Skill Evolve
Automated improvement of bento skills and agent prompts using session history as training signal.
Inspired by Meta-Harness (Stanford IRIS Lab) — which searches over model harnesses by proposing candidates, benchmarking them, and tracking a Pareto frontier. We apply the same pattern to our own skills and agent definitions, using real session logs as the evaluation dataset.
The Idea
Skills (SKILL.md) and agent souls (SOUL.md) are hand-written today. They encode operational knowledge — how to review a repo, how to do a PR review, how to structure context for a project. But they're static. They don't learn from whether sessions using them actually went well.
Skill-evolve closes this loop:
Sessions happen → logs accumulate → evaluate outcomes →
propose skill improvements → validate offline → promote winnersThe "dataset" is session JSONL files. The "harness" is skill/agent definitions. The "evaluator" is whether improved skills would have produced better outcomes on past sessions. The "proposer" is a Claude Code session that reads failure patterns and drafts improvements.
Architecture
┌─────────────────────────────────────────────────┐
│ Cron (weekly) │
│ │
│ 1. Collect session logs from ~/.pi/sessions │
│ 2. Evaluate score sessions by outcome signal │
│ 3. Analyze identify failure patterns │
│ 4. Propose generate skill candidates │
│ 5. Validate test candidates against held-out │
│ 6. Promote update frontier, notify │
└─────────────────────────────────────────────────┘
│ │
▼ ▼
evolution_summary.jsonl frontier_skills.jsonStep 1: Collect
Gather session logs from the past period. Each session JSONL contains the full conversation: user messages, assistant responses, tool calls, tool results, errors. Filter to sessions that used a specific skill or agent.
Step 2: Evaluate
Score each session. The outcome signal could be:
- Completion — did the session reach its goal? (heuristic: did the user say "thanks", approve a PR, or move on to a new topic without frustration?)
- Efficiency — tool call count, token usage, number of correction cycles ("no not that", "try again")
- Error rate — how many tool calls failed, how many retries
- User corrections — explicit feedback like "don't do X" or "that's wrong"
This is the hardest part.
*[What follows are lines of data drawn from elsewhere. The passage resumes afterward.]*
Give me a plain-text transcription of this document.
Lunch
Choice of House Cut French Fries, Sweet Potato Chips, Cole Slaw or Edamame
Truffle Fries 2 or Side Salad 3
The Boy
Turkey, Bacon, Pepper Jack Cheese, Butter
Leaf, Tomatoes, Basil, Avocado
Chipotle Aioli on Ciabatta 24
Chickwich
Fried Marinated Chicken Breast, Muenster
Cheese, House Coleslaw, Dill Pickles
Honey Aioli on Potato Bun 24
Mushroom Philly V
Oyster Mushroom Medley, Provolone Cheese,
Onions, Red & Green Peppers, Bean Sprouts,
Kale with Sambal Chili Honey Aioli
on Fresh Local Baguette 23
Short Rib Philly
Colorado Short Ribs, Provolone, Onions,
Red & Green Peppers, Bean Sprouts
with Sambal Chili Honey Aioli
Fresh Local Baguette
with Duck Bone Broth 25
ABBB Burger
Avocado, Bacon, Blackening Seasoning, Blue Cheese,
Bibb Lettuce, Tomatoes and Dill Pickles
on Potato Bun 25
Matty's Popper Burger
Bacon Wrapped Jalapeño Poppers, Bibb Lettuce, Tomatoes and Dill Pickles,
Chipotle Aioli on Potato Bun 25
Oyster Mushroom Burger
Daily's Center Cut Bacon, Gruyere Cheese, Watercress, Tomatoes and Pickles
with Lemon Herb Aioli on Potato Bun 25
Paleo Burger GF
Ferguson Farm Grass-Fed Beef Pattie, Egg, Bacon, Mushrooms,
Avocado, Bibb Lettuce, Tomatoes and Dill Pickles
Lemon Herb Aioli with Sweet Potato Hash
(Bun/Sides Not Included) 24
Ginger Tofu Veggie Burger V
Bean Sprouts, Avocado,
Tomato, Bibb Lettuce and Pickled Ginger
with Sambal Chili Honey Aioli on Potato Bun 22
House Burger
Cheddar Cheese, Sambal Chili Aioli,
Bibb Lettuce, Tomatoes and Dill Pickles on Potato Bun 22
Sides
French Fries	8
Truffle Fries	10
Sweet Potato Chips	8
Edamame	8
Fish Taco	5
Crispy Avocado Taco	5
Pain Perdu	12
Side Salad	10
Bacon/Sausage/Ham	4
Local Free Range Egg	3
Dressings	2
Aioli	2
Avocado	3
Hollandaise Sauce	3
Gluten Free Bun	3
Unlike meta-harness's text classification accuracy or terminal-bench pass rate, our signal is noisy and subjective. Early versions should use simple heuristics; later versions can use an LLM-as-judge.
Step 3: Analyze
A proposer session reads:
evolution_summary.jsonl— what skill variants have been tried, what workedfrontier_skills.json— current best skill versions- Session logs with low scores — what went wrong?
- Session logs with high scores — what patterns should be preserved?
The proposer identifies recurring failure modes. Examples:
- "The review-repo skill doesn't tell the agent to check for monorepo workspace configs, leading to missed context in 4/12 sessions"
- "The reviewer agent keeps suggesting changes to generated files because the soul doesn't mention ignoring dist/"
- "Project context injection is missing repo branch conventions, causing agents to push to wrong branches"
Step 4: Propose
The proposer generates skill candidates — concrete diffs to SKILL.md or SOUL.md files. Each candidate has:
{
"name": "review-repo-v3",
"base": "skills/review-repo/SKILL.md",
"hypothesis": "Adding monorepo detection step will reduce missed-context errors",
"diff_summary": "Added workspace detection step between structure and architecture sections",
"file": "candidates/review-repo-v3/SKILL.md"
}Candidates are stored in a staging area, never applied directly.
Step 5: Validate
Replay past sessions against candidates. For each candidate skill:
- Take N held-out sessions that used the base skill
- Run them through a simulated evaluation: "given this session's initial request and the candidate skill, would the outcome improve?"
- This can be an LLM-as-judge comparison: show both the original session trace and what the new skill would have produced, ask which is better
This is offline validation — no real sessions are affected.
Step 6: Promote
If a candidate beats the current frontier on held-out sessions:
- Update
frontier_skills.json - Append to
evolution_summary.jsonl - Notify via Telegram/Slack: "Skill review-repo updated: added monorepo detection (improved on 3/5 held-out sessions)"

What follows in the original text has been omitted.